I don't know about you, but I kind of appreciate new information on climate change that still has the power to startle me. That happened with this graphic, which ran in the Star Tribune yesterday:
The accompanying story was about competition for the new shipping channels that have opened in the Arctic as the sea ice shrinks, but what I got from it was, Holy shit, look at the median sea ice area vs. the area this year.
I had read numbers describing the shrinking ice, but seeing it mapped is a different experience. Here are some words from Carbon Brief on the ice:
Arctic sea ice has reached its summer minimum extent for the year, clocking in at 4.59m square kilometres, which puts it sixth lowest in the 40-year satellite record alongside...Here's that map's data visualized in a different way. In this case, the 30-year average is the gray band and the most recent, warmer years are the various colors:
The twelve smallest summer lows in the satellite record have all occurred in the last twelve years....
Satellite data show that Arctic sea ice hit its minimum on two dates this year – 19 and 23 September. The latter is one of the latest dates for the summer low in the satellite record and around 5–9 days later than the 1981–2010 average....

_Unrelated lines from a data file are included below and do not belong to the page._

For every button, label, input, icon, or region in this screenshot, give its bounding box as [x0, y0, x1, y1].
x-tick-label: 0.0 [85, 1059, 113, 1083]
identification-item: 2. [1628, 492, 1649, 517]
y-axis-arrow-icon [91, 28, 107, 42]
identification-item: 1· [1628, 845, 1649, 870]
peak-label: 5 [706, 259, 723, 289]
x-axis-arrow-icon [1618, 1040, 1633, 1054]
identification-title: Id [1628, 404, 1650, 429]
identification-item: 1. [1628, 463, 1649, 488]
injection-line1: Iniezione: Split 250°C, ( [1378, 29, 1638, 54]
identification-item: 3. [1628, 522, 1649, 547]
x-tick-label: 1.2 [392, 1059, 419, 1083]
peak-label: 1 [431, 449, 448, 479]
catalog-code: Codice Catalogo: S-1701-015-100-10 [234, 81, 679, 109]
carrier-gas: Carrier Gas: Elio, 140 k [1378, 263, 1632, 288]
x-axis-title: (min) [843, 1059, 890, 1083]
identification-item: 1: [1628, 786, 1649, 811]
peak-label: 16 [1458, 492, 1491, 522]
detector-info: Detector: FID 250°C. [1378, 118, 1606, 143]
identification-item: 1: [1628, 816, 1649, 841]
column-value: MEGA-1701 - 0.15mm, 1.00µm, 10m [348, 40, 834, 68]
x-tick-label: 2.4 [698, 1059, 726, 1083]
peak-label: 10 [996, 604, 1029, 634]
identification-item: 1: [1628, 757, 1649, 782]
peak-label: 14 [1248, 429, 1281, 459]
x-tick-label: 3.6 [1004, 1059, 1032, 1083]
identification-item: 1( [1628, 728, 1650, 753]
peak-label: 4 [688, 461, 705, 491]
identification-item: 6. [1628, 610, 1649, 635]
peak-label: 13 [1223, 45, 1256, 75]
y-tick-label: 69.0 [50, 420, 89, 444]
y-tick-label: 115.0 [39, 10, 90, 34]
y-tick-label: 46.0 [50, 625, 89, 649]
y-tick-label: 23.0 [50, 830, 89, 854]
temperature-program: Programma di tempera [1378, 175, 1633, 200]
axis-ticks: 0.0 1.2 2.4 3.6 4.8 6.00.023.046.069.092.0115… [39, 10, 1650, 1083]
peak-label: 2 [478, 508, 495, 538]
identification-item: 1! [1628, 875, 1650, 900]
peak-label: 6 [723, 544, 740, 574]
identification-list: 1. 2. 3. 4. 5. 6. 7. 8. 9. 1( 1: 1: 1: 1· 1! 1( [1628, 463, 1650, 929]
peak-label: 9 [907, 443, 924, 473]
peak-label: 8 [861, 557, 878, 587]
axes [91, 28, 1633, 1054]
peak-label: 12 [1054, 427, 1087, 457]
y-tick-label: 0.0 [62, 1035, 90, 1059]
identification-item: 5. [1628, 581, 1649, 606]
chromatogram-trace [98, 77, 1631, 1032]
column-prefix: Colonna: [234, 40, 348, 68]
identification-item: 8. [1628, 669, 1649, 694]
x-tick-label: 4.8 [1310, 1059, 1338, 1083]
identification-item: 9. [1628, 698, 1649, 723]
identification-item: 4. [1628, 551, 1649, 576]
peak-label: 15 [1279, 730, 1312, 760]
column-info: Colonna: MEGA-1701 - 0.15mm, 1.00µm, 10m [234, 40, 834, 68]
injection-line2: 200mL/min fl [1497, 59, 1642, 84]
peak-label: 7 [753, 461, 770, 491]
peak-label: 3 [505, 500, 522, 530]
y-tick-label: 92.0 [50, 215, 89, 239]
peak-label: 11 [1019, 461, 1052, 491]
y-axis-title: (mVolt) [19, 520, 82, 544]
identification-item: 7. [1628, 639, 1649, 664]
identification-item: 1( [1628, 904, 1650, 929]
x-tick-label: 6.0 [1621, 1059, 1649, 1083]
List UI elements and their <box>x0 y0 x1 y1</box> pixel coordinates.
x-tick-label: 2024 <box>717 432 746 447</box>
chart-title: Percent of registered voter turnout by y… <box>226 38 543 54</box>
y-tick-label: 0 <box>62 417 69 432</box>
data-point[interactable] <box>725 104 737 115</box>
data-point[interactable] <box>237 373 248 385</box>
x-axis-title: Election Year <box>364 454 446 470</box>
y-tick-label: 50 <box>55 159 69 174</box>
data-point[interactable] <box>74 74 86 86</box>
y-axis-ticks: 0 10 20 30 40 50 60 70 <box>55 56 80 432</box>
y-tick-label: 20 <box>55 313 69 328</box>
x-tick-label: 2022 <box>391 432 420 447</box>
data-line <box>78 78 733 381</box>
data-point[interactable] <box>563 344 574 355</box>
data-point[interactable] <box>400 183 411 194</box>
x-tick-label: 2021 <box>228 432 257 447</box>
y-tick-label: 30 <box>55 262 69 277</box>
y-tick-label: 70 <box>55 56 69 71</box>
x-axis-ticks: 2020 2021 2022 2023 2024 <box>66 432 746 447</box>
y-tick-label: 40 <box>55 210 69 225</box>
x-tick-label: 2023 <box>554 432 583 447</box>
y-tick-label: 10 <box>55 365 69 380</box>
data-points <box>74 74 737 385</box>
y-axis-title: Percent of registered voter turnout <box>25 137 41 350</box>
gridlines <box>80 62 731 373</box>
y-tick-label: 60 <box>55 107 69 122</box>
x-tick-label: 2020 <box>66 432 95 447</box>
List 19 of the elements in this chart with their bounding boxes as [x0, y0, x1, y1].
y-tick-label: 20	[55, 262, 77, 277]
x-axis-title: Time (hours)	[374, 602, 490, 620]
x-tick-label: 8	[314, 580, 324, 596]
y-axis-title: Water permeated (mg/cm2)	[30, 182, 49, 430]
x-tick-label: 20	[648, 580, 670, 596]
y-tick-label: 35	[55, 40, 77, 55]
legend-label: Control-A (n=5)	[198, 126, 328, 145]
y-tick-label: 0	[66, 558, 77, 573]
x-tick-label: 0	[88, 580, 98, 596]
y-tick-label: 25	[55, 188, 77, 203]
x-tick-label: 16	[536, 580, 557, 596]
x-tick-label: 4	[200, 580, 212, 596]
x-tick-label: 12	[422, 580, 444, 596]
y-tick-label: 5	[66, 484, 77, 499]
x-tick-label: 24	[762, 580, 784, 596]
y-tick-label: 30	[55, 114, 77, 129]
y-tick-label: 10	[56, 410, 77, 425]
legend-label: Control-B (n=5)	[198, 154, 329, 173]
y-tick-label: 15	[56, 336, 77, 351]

[One scientist is quoted:] "We have lost over half of the summer sea ice coverage since the late 1970’s and it is realistic to expect an ice-free Arctic sea in summer in the next few decades."...
...2018 has seen record low amounts of “multiyear ice” — ice that has survived without melting for multiple years. In the first half of 2018, multiyear ice comprised just 34% of Arctic sea ice, with only 2% at least five years old. In the 1980s, upwards of 60% of Arctic sea ice was multiyear ice. (emphasis added)
Oh, and remember, as with all weather data, this graph includes only the 30 most recent years of data — so the increased warming of the 1990s and 2000s is already built into those medians and averages. If we were comparing the recent data to all of the data on record, our recent years would stand out even more starkly.